Life has become so cheap and brutish that everyday seems to
be a bonanza. We import petrol even when we have crude oil in abundance. We
also import rice and beans that our land can produce in abundance. We even
import toothpicks that primary school children can produce with little or no
effort. Yet, we drive the best of cars and live in the best of edifices, visit
the best places in the world for holidays and use the most expensive electronic
and telecoms gadgets. It is now a sign of poverty for a Nigerian to ride a
saloon car.
Four-wheel drive vehicles are the in thing. Even government
officials, who were known to use only Peugeot products as official cars as a
sign of modesty, have upgraded to Toyota Prado as official vehicle without any
iota of shame, in a country where about 70 per cent live below poverty line.

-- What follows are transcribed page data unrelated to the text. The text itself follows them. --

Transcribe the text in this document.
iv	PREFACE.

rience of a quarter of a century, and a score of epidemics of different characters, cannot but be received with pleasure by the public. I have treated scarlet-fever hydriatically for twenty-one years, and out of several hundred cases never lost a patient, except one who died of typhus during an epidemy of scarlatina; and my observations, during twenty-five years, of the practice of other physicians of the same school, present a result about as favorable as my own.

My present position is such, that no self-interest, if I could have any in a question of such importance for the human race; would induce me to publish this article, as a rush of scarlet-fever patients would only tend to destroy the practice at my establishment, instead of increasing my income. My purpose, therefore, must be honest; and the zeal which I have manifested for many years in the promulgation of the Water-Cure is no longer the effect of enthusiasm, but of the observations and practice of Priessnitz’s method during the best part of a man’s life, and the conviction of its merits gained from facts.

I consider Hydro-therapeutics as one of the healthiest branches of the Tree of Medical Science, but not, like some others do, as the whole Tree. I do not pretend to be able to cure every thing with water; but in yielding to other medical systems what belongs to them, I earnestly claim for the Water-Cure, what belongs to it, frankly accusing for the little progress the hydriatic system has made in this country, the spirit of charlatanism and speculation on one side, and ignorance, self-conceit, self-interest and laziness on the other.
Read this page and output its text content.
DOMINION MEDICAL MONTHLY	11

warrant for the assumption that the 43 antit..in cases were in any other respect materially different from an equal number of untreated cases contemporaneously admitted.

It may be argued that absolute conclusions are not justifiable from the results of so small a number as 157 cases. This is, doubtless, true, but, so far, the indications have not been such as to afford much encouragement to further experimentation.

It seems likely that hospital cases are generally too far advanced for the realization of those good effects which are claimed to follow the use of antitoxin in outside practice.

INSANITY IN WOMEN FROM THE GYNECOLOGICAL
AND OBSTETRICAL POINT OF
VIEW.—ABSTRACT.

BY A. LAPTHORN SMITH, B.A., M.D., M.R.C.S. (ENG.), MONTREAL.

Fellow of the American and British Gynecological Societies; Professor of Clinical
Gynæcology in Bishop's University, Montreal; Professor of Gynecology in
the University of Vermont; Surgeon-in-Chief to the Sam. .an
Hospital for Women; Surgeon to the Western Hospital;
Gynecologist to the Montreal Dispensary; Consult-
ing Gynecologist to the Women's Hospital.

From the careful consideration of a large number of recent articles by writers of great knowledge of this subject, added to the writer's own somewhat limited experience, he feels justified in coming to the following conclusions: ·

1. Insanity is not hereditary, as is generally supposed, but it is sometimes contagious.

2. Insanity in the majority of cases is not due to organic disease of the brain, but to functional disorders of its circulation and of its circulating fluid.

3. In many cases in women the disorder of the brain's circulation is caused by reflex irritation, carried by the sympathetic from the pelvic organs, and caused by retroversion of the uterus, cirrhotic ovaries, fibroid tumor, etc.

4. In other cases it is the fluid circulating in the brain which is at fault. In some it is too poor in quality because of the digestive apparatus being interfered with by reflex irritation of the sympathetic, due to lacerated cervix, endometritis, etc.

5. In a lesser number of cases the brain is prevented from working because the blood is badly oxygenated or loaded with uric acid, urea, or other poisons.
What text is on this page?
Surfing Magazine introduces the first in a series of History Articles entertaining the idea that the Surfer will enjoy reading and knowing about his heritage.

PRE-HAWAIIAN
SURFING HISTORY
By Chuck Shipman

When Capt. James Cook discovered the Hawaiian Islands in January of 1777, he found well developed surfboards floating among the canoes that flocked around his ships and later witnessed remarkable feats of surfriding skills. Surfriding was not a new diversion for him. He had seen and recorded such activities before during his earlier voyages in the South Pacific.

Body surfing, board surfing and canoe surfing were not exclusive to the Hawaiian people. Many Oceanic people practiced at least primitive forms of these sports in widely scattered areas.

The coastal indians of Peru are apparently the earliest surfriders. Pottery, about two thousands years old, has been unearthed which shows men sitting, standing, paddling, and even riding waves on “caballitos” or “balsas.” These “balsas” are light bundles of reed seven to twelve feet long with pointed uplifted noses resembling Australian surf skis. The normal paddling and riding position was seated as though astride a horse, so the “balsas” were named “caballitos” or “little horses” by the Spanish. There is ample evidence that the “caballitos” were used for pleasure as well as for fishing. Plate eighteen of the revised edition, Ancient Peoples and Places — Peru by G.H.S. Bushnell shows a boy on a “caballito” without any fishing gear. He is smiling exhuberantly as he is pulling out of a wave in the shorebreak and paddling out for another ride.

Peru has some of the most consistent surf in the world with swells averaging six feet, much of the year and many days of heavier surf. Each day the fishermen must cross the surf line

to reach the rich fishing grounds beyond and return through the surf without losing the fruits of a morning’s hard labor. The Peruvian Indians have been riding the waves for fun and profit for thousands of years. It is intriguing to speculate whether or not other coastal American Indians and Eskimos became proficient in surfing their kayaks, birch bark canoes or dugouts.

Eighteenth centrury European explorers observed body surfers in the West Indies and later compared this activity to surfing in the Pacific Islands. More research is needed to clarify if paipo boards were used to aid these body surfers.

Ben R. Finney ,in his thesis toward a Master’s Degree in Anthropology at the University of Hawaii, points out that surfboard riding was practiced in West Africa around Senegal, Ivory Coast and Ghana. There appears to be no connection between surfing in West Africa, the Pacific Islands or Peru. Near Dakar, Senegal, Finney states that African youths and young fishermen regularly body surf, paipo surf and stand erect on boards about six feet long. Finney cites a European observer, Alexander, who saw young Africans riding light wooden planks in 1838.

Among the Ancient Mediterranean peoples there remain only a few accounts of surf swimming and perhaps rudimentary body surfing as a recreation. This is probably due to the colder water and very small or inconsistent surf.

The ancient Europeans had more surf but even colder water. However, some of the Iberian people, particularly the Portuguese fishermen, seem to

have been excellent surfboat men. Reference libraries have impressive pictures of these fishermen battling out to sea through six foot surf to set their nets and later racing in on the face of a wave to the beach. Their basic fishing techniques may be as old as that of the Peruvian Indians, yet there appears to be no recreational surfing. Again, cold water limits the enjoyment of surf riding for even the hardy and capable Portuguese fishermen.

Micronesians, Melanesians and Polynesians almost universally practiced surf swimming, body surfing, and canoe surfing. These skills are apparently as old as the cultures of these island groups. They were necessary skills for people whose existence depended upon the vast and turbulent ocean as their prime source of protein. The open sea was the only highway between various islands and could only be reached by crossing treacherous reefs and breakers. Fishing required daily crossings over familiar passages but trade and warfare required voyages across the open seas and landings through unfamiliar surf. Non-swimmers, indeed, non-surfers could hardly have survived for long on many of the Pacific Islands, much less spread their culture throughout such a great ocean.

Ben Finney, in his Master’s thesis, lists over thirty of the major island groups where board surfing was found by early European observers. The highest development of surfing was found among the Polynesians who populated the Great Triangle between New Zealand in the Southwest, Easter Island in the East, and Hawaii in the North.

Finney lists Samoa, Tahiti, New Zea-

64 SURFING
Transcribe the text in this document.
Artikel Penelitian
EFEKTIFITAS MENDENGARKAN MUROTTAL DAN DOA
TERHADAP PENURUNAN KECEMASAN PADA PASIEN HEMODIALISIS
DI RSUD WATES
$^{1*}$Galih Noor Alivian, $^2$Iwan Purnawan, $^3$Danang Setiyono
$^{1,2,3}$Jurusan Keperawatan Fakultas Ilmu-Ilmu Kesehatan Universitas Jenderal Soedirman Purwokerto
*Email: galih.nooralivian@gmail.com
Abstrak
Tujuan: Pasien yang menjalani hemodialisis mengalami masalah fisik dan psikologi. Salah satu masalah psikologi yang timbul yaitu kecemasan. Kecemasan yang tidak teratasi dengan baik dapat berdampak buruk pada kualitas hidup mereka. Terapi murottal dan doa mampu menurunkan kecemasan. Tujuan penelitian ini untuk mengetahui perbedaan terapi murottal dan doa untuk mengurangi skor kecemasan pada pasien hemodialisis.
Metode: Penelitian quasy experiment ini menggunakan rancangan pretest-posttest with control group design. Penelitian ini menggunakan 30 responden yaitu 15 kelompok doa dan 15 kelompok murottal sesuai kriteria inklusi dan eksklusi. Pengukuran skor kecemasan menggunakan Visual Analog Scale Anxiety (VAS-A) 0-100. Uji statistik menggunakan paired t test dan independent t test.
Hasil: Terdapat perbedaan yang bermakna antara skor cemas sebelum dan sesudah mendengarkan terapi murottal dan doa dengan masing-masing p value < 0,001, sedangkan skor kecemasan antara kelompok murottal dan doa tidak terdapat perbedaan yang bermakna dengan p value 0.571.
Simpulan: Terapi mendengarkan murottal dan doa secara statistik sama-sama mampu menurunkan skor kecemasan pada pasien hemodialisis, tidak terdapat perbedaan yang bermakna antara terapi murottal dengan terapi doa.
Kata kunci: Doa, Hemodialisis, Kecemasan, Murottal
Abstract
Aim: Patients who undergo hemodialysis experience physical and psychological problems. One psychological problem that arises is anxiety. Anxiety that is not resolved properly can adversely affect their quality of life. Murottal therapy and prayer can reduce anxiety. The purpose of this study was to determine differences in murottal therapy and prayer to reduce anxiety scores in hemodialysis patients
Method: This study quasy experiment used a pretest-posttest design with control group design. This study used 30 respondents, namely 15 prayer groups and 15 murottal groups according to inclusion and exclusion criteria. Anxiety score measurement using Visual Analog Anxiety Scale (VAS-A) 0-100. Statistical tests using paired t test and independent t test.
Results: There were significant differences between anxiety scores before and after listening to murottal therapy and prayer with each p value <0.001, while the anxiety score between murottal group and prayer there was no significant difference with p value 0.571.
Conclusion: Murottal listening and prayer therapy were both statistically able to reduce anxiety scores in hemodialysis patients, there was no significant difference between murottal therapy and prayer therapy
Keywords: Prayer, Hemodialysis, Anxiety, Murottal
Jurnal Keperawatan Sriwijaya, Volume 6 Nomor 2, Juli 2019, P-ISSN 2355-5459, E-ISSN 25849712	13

Private jets have become as common as cars. A nation that imports toothpicks
and pins flaunts wealth and wallows in ostentation at a time its children are
trooping to Ghana, South Africa and the UK for university education and its
sick people are running to India for treatment. India produces automobile and
exports it to the world.
India’s medical care is second to none, with even Americans
and Europeans travelling to the country for medical treatment. India has joined
the nuclear powers nations. India has launched a successful mission to the
moon. Yet bicycles and tricycles are common sights in India. But in Nigeria,
only the wretched of the earth ride bicycles. I have intentionally chosen to compare
Nigeria with India rather than China, South Korea, Brazil, Malaysia, or
Singapore, because of the similarities between India and Nigeria.
But these countries were not as promising as Nigeria at the
time of our independence. Some would say that our undoing is our size: the 2012
United Nations estimate puts Nigeria’s population at 166 million, while India
has a population of 1.2 billion. Some would blame it on the multiplicity of
ethnic groups: we have 250 ethnic groups, India has more than 2,000.
Some would hang it on the diversity in religion: we have two
major religions — Christianity and Islam; but India has many. Some would say it
is because we are young as an independent nation: we have 52 years of
independence; India has 65 years. Apartheid ended in South Africa only in 1994.
I am a Christian, and nothing can change me from Christianity. But I think that
our country is daily sinking into religiosity to the detriment of godliness.
Our land is sick and needs healing.
“If my people who are called by my name will humble
themselves, and pray and seek my face, and turn from their wicked ways, then I
will hear from heaven, and will forgive their sin and heal their land” is still
a saying that is germane to our current situation. We need more godliness than
religion; more work and less of hope; and more action and less of words.
Let everyone tidy up his or her corner first and demand
fervently that our leaders tidy their areas of governance. Our nation is
degenerating at a fast pace and we need to save it now or it may be too late.